Asiatische Aktien, vor allem chinesische Werte, haben 2021 ordentlich federn lassen. Bei Tencent sehen wir 2022 jedoch Potenzial wieder durchzustarten. Das ist natürlich abhängig von der weiteren (technischen) Entwicklung und ob die Käufer es schaffen, den langfristigen Aufwärtstrend wieder aufzunehmen.

Technische Analyse

1. Trendanalyse

Tencent ist langfristig aufwärts gerichtet. Interessant ist die Tatsache, dass auch der Wochen- und Tagestrend “lediglich” neutral sind. Zu einem möglichen Trendbruch im Monatschart ist außerdem noch ordentlich Luft. 

2. Marktsymmetrien

Bei Tencent gab es vor allem 2018 und 2021 relativ starke Korrekturen, was untypisch ist, wenn man überlegt, dass die Aktie davor seit 2011 eigentlich nur eine Richtung kannte: Aufwärts. Die Korrekturen 2018 und 2021 reihen sich außerdem direkt auf Platz 2 und 3 von insgesamt sechs ein. 

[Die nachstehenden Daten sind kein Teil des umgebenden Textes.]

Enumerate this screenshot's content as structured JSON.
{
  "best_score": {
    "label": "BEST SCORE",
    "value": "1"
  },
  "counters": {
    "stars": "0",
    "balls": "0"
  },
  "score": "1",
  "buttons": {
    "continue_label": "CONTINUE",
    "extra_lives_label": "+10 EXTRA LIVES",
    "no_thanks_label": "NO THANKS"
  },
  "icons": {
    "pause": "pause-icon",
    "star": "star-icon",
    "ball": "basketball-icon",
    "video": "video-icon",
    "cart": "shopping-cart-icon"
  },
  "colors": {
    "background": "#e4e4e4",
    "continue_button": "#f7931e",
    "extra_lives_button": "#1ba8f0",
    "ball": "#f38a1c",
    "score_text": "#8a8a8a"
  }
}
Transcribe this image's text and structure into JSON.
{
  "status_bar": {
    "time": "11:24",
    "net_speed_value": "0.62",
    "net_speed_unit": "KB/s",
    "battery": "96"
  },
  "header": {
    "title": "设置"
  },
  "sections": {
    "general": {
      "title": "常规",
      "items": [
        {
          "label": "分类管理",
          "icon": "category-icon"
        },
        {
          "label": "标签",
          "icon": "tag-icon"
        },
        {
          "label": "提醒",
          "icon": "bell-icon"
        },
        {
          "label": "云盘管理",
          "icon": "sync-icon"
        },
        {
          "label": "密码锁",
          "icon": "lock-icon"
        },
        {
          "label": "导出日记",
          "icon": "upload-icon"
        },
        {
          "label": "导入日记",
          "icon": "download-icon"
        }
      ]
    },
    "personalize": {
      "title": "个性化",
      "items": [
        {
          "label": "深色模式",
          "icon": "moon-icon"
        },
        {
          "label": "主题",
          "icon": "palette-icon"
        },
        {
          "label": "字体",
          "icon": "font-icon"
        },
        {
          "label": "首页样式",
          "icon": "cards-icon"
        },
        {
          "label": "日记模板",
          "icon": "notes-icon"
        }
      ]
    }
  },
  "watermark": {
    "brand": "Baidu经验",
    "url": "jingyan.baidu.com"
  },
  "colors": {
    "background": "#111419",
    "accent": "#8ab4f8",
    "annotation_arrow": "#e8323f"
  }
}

Tencent hat mit einer durchschnittlichen Korrekturdistanz von 41,88 % gegenüber einer Rallyedistanz von 785,36 % das höchste Chance-Risiko-Verhältnis mit 18,75 (siehe Abb. 26). Dazu muss aber gesagt werden, dass das vor allem durch die zwei Rallyes von über 1600 % aus 2005 und 2011 zusammenkommt. Das sind eher ungewöhnliche, überdurchschnittliche Rallyes. 

3. Zonenanalyse

Die mögliche Umkehrzone für den Monatstrend wurde bei Tencent bereits 2021 erreicht. Sollte Tencent es schaffen über 529 HKD auszubrechen sieht das solide aus für 2022.  

Ich hoffe das war eine gute Inspiration für dein Portfolio im Jahr 2022. Über Lob, Kritik und Anregungen freue ich mich jederzeit.